The Minnesota Supreme Court on Wednesday rejected an attempt to keep Donald Trump off of the 2024 Republican presidential primary ballot in the northern US state. At the same time, the state’s highest court said it would be open to hearing an eventual challenge to Trump’s eligibility to appear on the November 2024 presidential election ballot.
Legal efforts to bar the former president from next year’s White House race are underway in several states on the grounds that he violated his oath of office by engaging in an insurrection — the January 6, 2021 attack on the US Capitol by his supporters.
The argument, which has legal scholars sharply divided, rests on an amendment to the Constitution ratified after the 1861-65 Civil War. Section 3 of the 14th Amendment bars anyone from holding public office if they engage in “insurrection or rebellion” after once having pledged to support and defend the Constitution. Ratified in 1868, the amendment was aimed at preventing supporters of the slave-holding Confederacy from being elected to Congress or from holding federal positions.
Citing the 14th Amendment, a group of voters in Minnesota petitioned the state supreme court to keep Trump off the ballot for the Republican presidential primary to be held in March and the presidential election to be held in November. The court flatly rejected the bid to keep Trump off the primary ballot. “There is no state statute that prohibits a major political party from placing on the presidential nomination primary ballot… a candidate who is ineligible to hold office,” Chief Justice Natalie Hudson said in a four-page order.

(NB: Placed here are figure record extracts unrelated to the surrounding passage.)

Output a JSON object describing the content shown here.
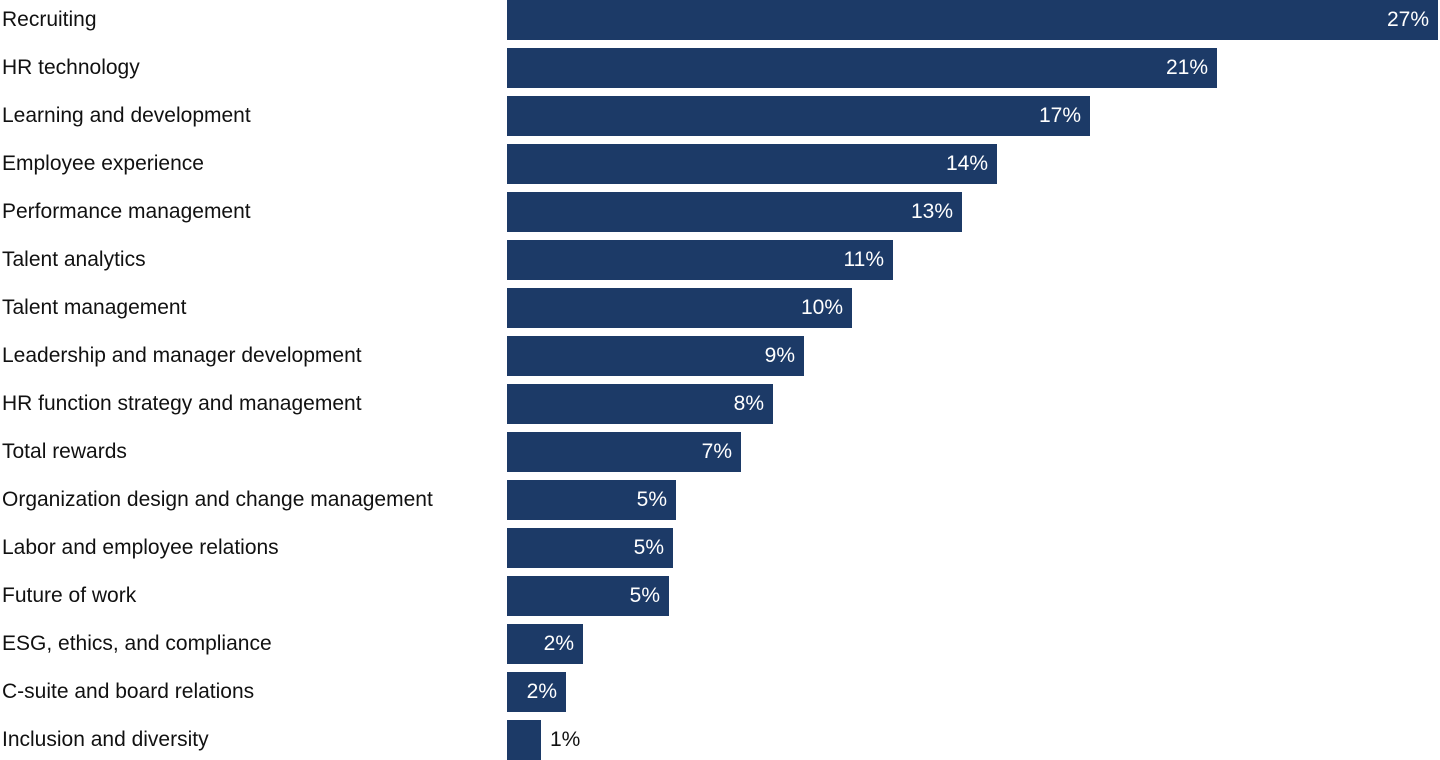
{
  "chart_data": {
    "type": "bar",
    "orientation": "horizontal",
    "title": "",
    "xlabel": "",
    "ylabel": "",
    "bar_color": "#1c3a67",
    "grid": false,
    "xlim": [
      0,
      27
    ],
    "categories": [
      "Recruiting",
      "HR technology",
      "Learning and development",
      "Employee experience",
      "Performance management",
      "Talent analytics",
      "Talent management",
      "Leadership and manager development",
      "HR function strategy and management",
      "Total rewards",
      "Organization design and change management",
      "Labor and employee relations",
      "Future of work",
      "ESG, ethics, and compliance",
      "C-suite and board relations",
      "Inclusion and diversity"
    ],
    "values": [
      27,
      20.6,
      16.9,
      14.2,
      13.2,
      11.2,
      10.0,
      8.6,
      7.7,
      6.8,
      4.9,
      4.8,
      4.7,
      2.2,
      1.7,
      1.0
    ],
    "data_labels": [
      "27%",
      "21%",
      "17%",
      "14%",
      "13%",
      "11%",
      "10%",
      "9%",
      "8%",
      "7%",
      "5%",
      "5%",
      "5%",
      "2%",
      "2%",
      "1%"
    ]
  }
}
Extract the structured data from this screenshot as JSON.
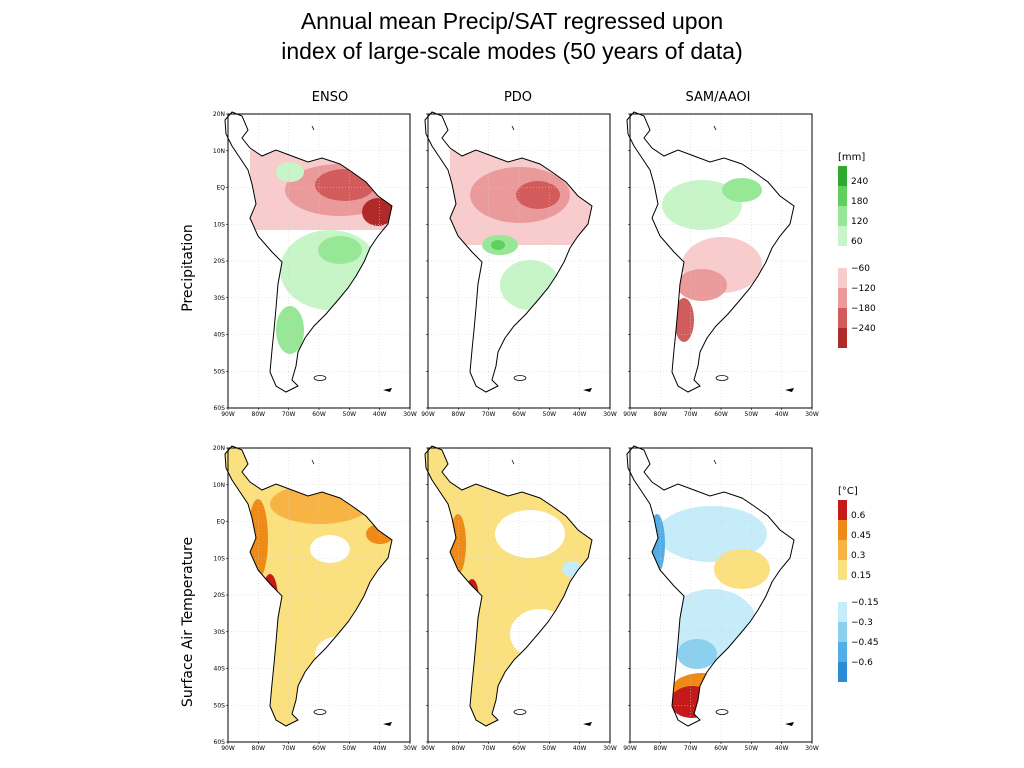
{
  "title": {
    "line1": "Annual mean Precip/SAT regressed upon",
    "line2": "index of large-scale modes (50 years of data)"
  },
  "columns": [
    {
      "label": "ENSO"
    },
    {
      "label": "PDO"
    },
    {
      "label": "SAM/AAOI"
    }
  ],
  "rows": [
    {
      "label": "Precipitation"
    },
    {
      "label": "Surface Air Temperature"
    }
  ],
  "axes": {
    "lat_ticks": [
      "20N",
      "10N",
      "EQ",
      "10S",
      "20S",
      "30S",
      "40S",
      "50S",
      "60S"
    ],
    "lon_ticks": [
      "90W",
      "80W",
      "70W",
      "60W",
      "50W",
      "40W",
      "30W"
    ]
  },
  "colorbars": {
    "precip": {
      "unit": "[mm]",
      "positive": [
        {
          "label": "240",
          "color": "#2ea82e"
        },
        {
          "label": "180",
          "color": "#5fd05f"
        },
        {
          "label": "120",
          "color": "#96e896"
        },
        {
          "label": "60",
          "color": "#c8f5c8"
        }
      ],
      "negative": [
        {
          "label": "−60",
          "color": "#f8cccc"
        },
        {
          "label": "−120",
          "color": "#ea9a9a"
        },
        {
          "label": "−180",
          "color": "#d25c5c"
        },
        {
          "label": "−240",
          "color": "#b02a2a"
        }
      ]
    },
    "sat": {
      "unit": "[°C]",
      "positive": [
        {
          "label": "0.6",
          "color": "#c41a1a"
        },
        {
          "label": "0.45",
          "color": "#f08a16"
        },
        {
          "label": "0.3",
          "color": "#f7b445"
        },
        {
          "label": "0.15",
          "color": "#fbe080"
        }
      ],
      "negative": [
        {
          "label": "−0.15",
          "color": "#c6ecfa"
        },
        {
          "label": "−0.3",
          "color": "#8cd0f0"
        },
        {
          "label": "−0.45",
          "color": "#52aee4"
        },
        {
          "label": "−0.6",
          "color": "#2a8cd2"
        }
      ]
    }
  }
}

The court said it could consider the general election claim at a later date if Trump indeed ends up winning the Republican presidential nomination and another petition is filed. A Colorado court is currently hearing a similar lawsuit seeking to bar Trump from the election on 14th Amendment grounds. Whatever the outcome, the case is likely to end up before the US Supreme Court, where conservatives hold a 6-3 majority.
The 77-year-old Trump is to go on trial in Washington in March on federal charges of conspiring to overturn the results of the November 2020 election won by Democrat Joe Biden. He faces similar charges in a separate case in the southern state of Georgia. Trump was impeached for a second time by the House of Representatives after the attack on the Capitol — he was charged with inciting an insurrection — but was acquitted by the Senate.
Trump has hit back at the efforts to remove him from the presidential ballot, saying they have “no legal basis.” “Like Election Interference, it is just another ‘trick’ being used by the Radical Left Communists, Marxists, and Fascists, to again steal an Election,” he said in a post on his Truth Social platform.